= Festering Hate =

1988 computer virus for Apple II ProDOS

Festering Hate (also known as hate) and CyberAIDS are the names of the first two Apple II ProDOS viruses. CyberAIDS appears to have been a series of viruses with minor changes in the code, culminating in the final version called Festering Hate, which appeared in 1988 (The Festering Hate World Tour - Festering Hate in '88). When the virus went off, the title page credited "Rancid Grapefruit" and "Cereal Killer" of the "Kool/Rad Alliance!"

The phone number embedded in the detonation page was apparently the home number of John Maxfield (also known as "Cable Pair") a well-known FBI informant and private investigator of the era, whose specialty was computer crime and hackers.

Unlike the few Apple viruses that had come before, such as the Elk Cloner virus, that were essentially annoying but did no damage, the Festering Hate series of viruses was extremely destructive, spreading to all system files it could find on the host computer (hard drive, floppy and system memory) and then destroying everything when it could no longer find any uninfected files.

==CyberAIDS==
Although there are references and message threads about CyberAIDS appearing on Usenet as early as 1985 and 1986, CyberAIDS seems to have attained critical mass in 1987 when it finally spread out of the pirate underground, where the payload was originally attached to cracked software, and hit the mainstream networks of the time and began affecting legitimate users.

==Festering Hate==
Festering Hate was the last iteration of the CyberAIDS code-base and seems to have bridged the virus from underground pirate BBS systems to the mainstream, by way of a shareware telecommunications application called Zlink. In fact, the original impression was that Zlink itself was nothing but a Trojan horse that delivered a viral payload.

During the spread of CyberAIDS, there were apparently a variety of Apple II programmers of the time who wrote virus detection software and sold it to protect people from Apple ProDOS viruses. Since the only viruses that existed at the time (and the only viruses that such programs would detect) were CyberAIDS and Festering Hate, the "Kool/Rad Alliance" appears to have released the final version of the code-base to include a sarcastic taunt directed at Glen Bredon, one of the programmers who was selling anti-virus software.
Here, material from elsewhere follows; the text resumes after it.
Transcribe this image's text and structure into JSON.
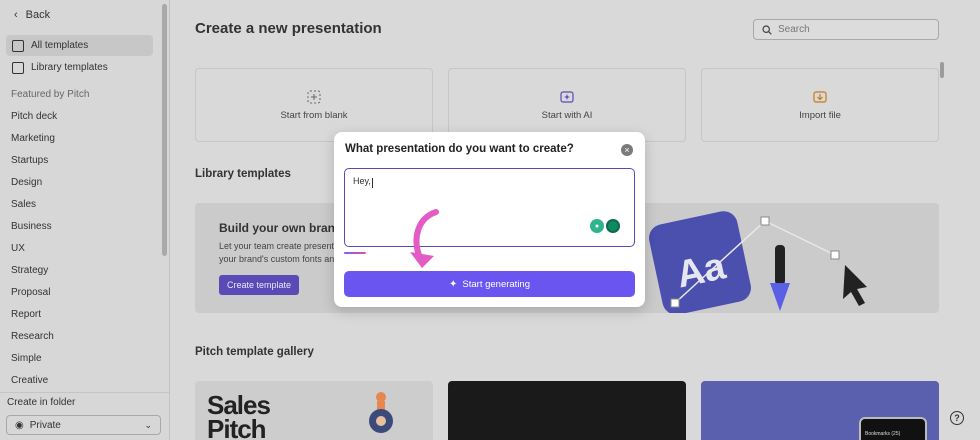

The last strain of the CyberAIDS/Festering Hate variants appears to have been released in 1988 and was fixed by Morgan Davis, who put an end to feud between the "Kool/Rad Alliance" and the writers of anti-virus software by releasing VirusMD for free. Even so, within months VirusMD became a commercial product. By this point the authors of the CyberAIDS and Festering Hate code-base appear to have lost interest in their virus and the Apple II platform itself.

==Legacy==
A description of the behaviour of CyberAIDS was published in the Summer 1988 issue of 2600 Magazine, by The Plague of MOD. The source code is not known to be available. The article that appeared in 2600 was interesting for a variety of reasons. In addition to publishing a de facto "how to" guide for potential virus writers, "The Plague" showed a remarkable understanding of the damage he caused, while demonstrating no remorse for his actions and perhaps inadvertently disclosing some of the behind-the-scenes information regarding the pseudonyms of people involved, namely the LOD members Lord Digital (a.k.a. Cereal Killer) and Dead Lord (a.k.a. Rancid Grapefruit), who later launched MindVox. There are "easter eggs" scattered throughout a variety of that era's documents and files, seeing their last appearance in MindVox-era texts, and Patrick Kroupa's parody of William Gibson's Agrippa. References to the virus appear very openly in mainstream media pieces about Kroupa and Fancher.

The last traces of recognition for Cereal Killer and The Plague appear in Rafael Moreu's 1995 film, Hackers. The credits for the movie include former LOD member Dave Buchwald and 2600 Magazine publisher Eric Corley. Additionally, IMDb lists Nicholas Jarecki and Bruce Fancher as uncredited consultants, who apparently wanted their names removed from the film after seeing the direction it was taking. While The Plagues 1988 article made it relatively obvious that Lord Digital was Cereal Killer, and Dead Lord was Rancid Grapefruit, the real identity of The Plague himself remains unknown.